I once interviewed the British writer Andrew O’Hagen and he said something that has stuck in my mind forever, which is this: Characters in books and movies tend to stay more or less in character, but this is not true of real people in real life. If you followed a genocidal war criminal around for even an hour, you’d probably see him do at least three or four kind and conscientious things. People are maddeningly unreliable and inconsistent, we’re multitudinous, map-hoppers. That’s the beauty of us. It’s also what makes us so difficult to capture on the page.
Over the years human inconsistency has become relentless source of fascination. It was a big part of what I wanted to capture in my memoir, which was featured on the front page of the Toronto Star this Sunday with an accompanying essay you can read here.
But lately I’ve noticed that the Andrew O’Hagen rule applies to countries and cultures as well. Case in point: my adopted nation, England, a country that prides itself on stoicism (keep calm and all that). And yet, at the slightest shift in temperature, the stiff upper lip is set aquiver and England wilts like fever-stricken Victorian lady, mopping itself with a hanky and fainting to the floor. People here talk about the “changeable weather,” but really it’s a narcissism of small differences: The weather regresses to the mean temperature of 12 C degrees and rainy pretty much year round, so when it actually changes changes, everyone freaks the hell out.
There’s a heat wave here at the moment, with temperatures predicted to rise to near 40C later today and tomorrow. While I know this is historically significant, and certainly alarming in light of the changing climate emergency, it’s not entirely clear to me why everyone in London is losing their shit My kid’s school is semi-shut (parents are being “encouraged” to keep their children at home for health safety reasons, huh?) businesses are closing and the Mayor is discouraging people from traveling by train, tube or bus. While a heatwave is undoubtedly concerning if you happen to be an elderly person with a respiratory problem living on the 20th floor of a tower block I’m not sure why everyone else is joining in on the mad panic. What happened to the war spirit guys? Half the people I know are about to jump on flights to pre-booked holidays in Italy, Greece and southern Spain and France which are basically on fire but this is of no apparent concern because… it’s meant to be hot there. Or something?

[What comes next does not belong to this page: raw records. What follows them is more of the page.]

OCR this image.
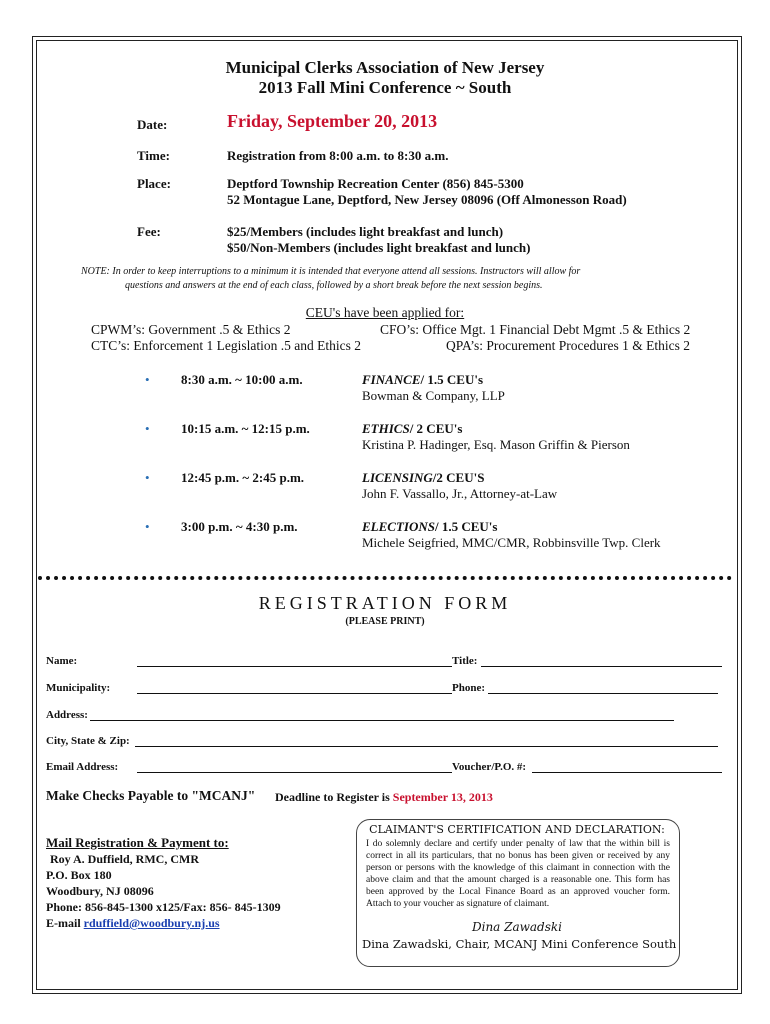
Municipal Clerks Association of New Jersey
2013 Fall Mini Conference ~ South
Date:	Friday, September 20, 2013
Time:	Registration from 8:00 a.m. to 8:30 a.m.
Place:	Deptford Township Recreation Center (856) 845-5300
52 Montague Lane, Deptford, New Jersey 08096 (Off Almonesson Road)
Fee:	$25/Members (includes light breakfast and lunch)
$50/Non-Members (includes light breakfast and lunch)
NOTE: In order to keep interruptions to a minimum it is intended that everyone attend all sessions. Instructors will allow for
questions and answers at the end of each class, followed by a short break before the next session begins.
CEU's have been applied for:
CPWM’s: Government .5 & Ethics 2	CFO’s: Office Mgt. 1 Financial Debt Mgmt .5 & Ethics 2
CTC’s: Enforcement 1 Legislation .5 and Ethics 2	QPA’s: Procurement Procedures 1 & Ethics 2
• 8:30 a.m. ~ 10:00 a.m.	FINANCE/ 1.5 CEU's
Bowman & Company, LLP
• 10:15 a.m. ~ 12:15 p.m.	ETHICS/ 2 CEU's
Kristina P. Hadinger, Esq. Mason Griffin & Pierson
• 12:45 p.m. ~ 2:45 p.m.	LICENSING/2 CEU'S
John F. Vassallo, Jr., Attorney-at-Law
• 3:00 p.m. ~ 4:30 p.m.	ELECTIONS/ 1.5 CEU's
Michele Seigfried, MMC/CMR, Robbinsville Twp. Clerk
REGISTRATION FORM
(PLEASE PRINT)
Name:	Title:
Municipality:	Phone:
Address:
City, State & Zip:
Email Address:	Voucher/P.O. #:
Make Checks Payable to "MCANJ" Deadline to Register is September 13, 2013
Mail Registration & Payment to:
Roy A. Duffield, RMC, CMR
P.O. Box 180
Woodbury, NJ 08096
Phone: 856-845-1300 x125/Fax: 856- 845-1309
E-mail rduffield@woodbury.nj.us
CLAIMANT'S CERTIFICATION AND DECLARATION:
I do solemnly declare and certify under penalty of law that the within bill is correct in all its particulars, that no bonus has been given or received by any person or persons with the knowledge of this claimant in connection with the above claim and that the amount charged is a reasonable one. This form has been approved by the Local Finance Board as an approved voucher form. Attach to your voucher as signature of claimant.
Dina Zawadski
Dina Zawadski, Chair, MCANJ Mini Conference South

Anyway, this is all a bit of a round about way of saying I spent a good part of yesterday hanging out reading and gardening on the roof deck of our house, avoiding Twitter as much as I possibly could. A couple of years ago I had an outdoor shower installed — a rickety old thing with creaky plumbing and bamboo siding, I call it my “tiki hut.” Everyone in our family apart from me and Frank (age five) is horrified by the prospect of performing naked abultions on the roof (what if the neighbours see!?) but I grew up in a naked house and could not care less. It was the single best home improvement we’ve ever made — total cost including labour: £280 — it’s got hot water and I use it year round. There’s something exhilarating about a shower with a view. Our house backs onto a four track railway so the effect is like overlooking an urban canyon.
The sunsets are especially good. You can’t see it in the photo but there’s a fox den on the other side of the tracks. In the evenings Frank and I like to hang out and drip dry, passing a pair of binocs and watch the vixen and the tod playing with their kits. (I love calling foxes by their correct names. “Hello Tod! Hello Vix!” I shout whenever one trots across my path at night. And yes this really does happen in London, just like on Fleabag.) Nobody here thinks they’re cute, by the way, Londoners regard foxes with the same revulsion Torontonians reserve for raccoons. But foxes are far more charming, sinister and elegant — plus they lack opposable thumbs.
So do yourself a favour and get an outdoor shower. Or if you already have one, send me a picture. Not a picture of you in the shower, just the shower itself. I grew up in a naked house but it wasn’t that naked.